Easy does it

When you cut through all of the alignments, the shifts and the disguises, playing defensive back can be reduced to a simple formula: Don't let the receiver catch the football.

The basic approach could be crucial this season for a Tennessee secondary that will rely heavily on freshmen and sophomores.

"I've found the new scheme to be more player-friendly," first-team strong safety Prentiss Waggner said this week. "It gives me the opportunity to play a little more man-to-man coverage. It's just basically one-on-one with the receivers."

If the simpler scheme is a plus for a third-year sophomore such as Waggner, it must be a godsend for the first- and second-year DBs on Tennessee's roster.

"I think it will help the young guys a lot," Waggner said. "They won't have to think that much. They can just go out and do their jobs - stopping the man from catching the ball."

Unfortunately for Tennessee, "stopping the man from catching the ball" will be no easy task, given the youth and inexperience of the 2010 Vol secondary. It took a double hit last winter, when juniors Eric Berry and Dennis Rogan opted for the NFL Draft. It took another hit in April, when first-team cornerback Nyshier Oliver tore an ACL, then took another in July, when first-team strong safety Darren Myles was dismissed.

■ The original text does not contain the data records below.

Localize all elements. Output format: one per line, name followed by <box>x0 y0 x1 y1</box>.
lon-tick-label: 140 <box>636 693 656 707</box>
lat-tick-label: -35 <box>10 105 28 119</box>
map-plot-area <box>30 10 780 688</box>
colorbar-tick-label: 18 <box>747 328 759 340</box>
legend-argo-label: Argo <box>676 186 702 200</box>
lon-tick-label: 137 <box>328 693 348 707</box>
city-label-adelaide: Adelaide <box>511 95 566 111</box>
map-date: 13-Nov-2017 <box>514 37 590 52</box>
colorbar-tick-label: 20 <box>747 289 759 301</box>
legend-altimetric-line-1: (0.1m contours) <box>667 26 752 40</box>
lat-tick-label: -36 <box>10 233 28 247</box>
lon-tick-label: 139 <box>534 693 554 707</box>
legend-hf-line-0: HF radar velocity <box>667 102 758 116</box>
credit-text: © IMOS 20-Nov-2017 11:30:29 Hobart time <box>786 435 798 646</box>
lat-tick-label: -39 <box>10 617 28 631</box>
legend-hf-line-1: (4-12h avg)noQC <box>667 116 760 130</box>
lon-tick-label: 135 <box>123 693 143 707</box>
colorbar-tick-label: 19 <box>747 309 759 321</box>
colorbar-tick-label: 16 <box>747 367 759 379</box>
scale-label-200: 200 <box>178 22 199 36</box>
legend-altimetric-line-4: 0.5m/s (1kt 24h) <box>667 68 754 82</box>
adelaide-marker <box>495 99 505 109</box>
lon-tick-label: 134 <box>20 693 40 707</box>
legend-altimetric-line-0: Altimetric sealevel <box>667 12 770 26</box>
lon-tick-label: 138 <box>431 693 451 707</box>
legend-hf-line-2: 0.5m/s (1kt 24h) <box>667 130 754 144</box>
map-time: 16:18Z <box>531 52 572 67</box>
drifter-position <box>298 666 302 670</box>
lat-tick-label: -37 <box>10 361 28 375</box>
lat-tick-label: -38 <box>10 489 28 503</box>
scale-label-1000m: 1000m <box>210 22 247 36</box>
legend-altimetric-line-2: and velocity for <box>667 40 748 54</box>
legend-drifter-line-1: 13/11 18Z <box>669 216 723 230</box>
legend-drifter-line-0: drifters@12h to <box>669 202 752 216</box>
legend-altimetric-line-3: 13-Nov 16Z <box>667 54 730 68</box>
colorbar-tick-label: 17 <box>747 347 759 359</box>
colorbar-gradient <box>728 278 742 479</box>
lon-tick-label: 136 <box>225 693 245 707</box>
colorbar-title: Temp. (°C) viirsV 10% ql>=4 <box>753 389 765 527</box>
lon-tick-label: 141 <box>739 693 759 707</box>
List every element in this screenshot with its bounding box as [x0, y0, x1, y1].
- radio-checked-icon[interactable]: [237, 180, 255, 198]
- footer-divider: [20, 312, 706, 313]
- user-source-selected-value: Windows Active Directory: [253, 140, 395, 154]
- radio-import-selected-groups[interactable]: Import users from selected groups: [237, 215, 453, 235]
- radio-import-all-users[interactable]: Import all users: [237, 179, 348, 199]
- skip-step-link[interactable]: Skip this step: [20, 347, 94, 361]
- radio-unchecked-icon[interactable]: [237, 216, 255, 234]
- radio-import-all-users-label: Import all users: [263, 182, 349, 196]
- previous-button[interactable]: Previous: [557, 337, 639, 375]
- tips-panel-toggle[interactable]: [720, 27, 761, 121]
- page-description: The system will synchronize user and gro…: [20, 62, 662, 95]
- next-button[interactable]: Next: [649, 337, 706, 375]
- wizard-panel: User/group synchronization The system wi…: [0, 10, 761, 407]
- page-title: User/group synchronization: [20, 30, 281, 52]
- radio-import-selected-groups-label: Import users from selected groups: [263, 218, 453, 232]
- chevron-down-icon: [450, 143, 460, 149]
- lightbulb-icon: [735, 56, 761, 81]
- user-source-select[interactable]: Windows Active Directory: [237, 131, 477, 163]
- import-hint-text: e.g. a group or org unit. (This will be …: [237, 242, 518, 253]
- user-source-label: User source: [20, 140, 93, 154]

Those departures leave the Vols with a projected starting secondary consisting of one junior (Art Evans), two sophomores (Waggner and Janzen Jackson) and a redshirt freshman (Eric Gordon). Moreover, the top reserves appear to be a sophomore who spent last season playing wideout (Marsalis Teague) and a freshman who spent the past four years playing minor league baseball (Brent Brewer).

Given all the above, many Vol fans consider the secondary a disaster area heading into 2010. Waggner begs to differ.

"The young secondary's coming along real well," he said. "We go to the meeting room every day, do our film study and we're communicating well on the back end."

Waggner is playing for his third secondary coach in as many years. He redshirted in 2008 under Larry Slade, played in 2009 under Willie Mack Garza and now finds himself working under Terry Joseph.

"The defense is pretty much the same; it's just different terminology," Waggner said. "All of the coaches wanted us to play the defense a little different but I had good learning experiences from all of those coaches."

Despite its youth, Tennessee's secondary has a little experience. Evans started 12 games last fall, Jackson nine and Waggner two. The only first-time starter in the projected No. 1 secondary is Gordon, who reportedly is making great strides in preseason.

"He's coming along real well," Waggner said. "He's taking coaching and listening. He's going out there every day and making plays on the practice field. He probably has the most pass breakups on the team. I'm excited about him."

Waggner is excited about the secondary as a group. Even with young players filling so many key roles, he believes the defensive backfield will be solid in 2010.

"I think we shape up pretty well," he said. "We've got a lot of talent on the back end. We're real young and inexperienced but I think we can do a good job this year."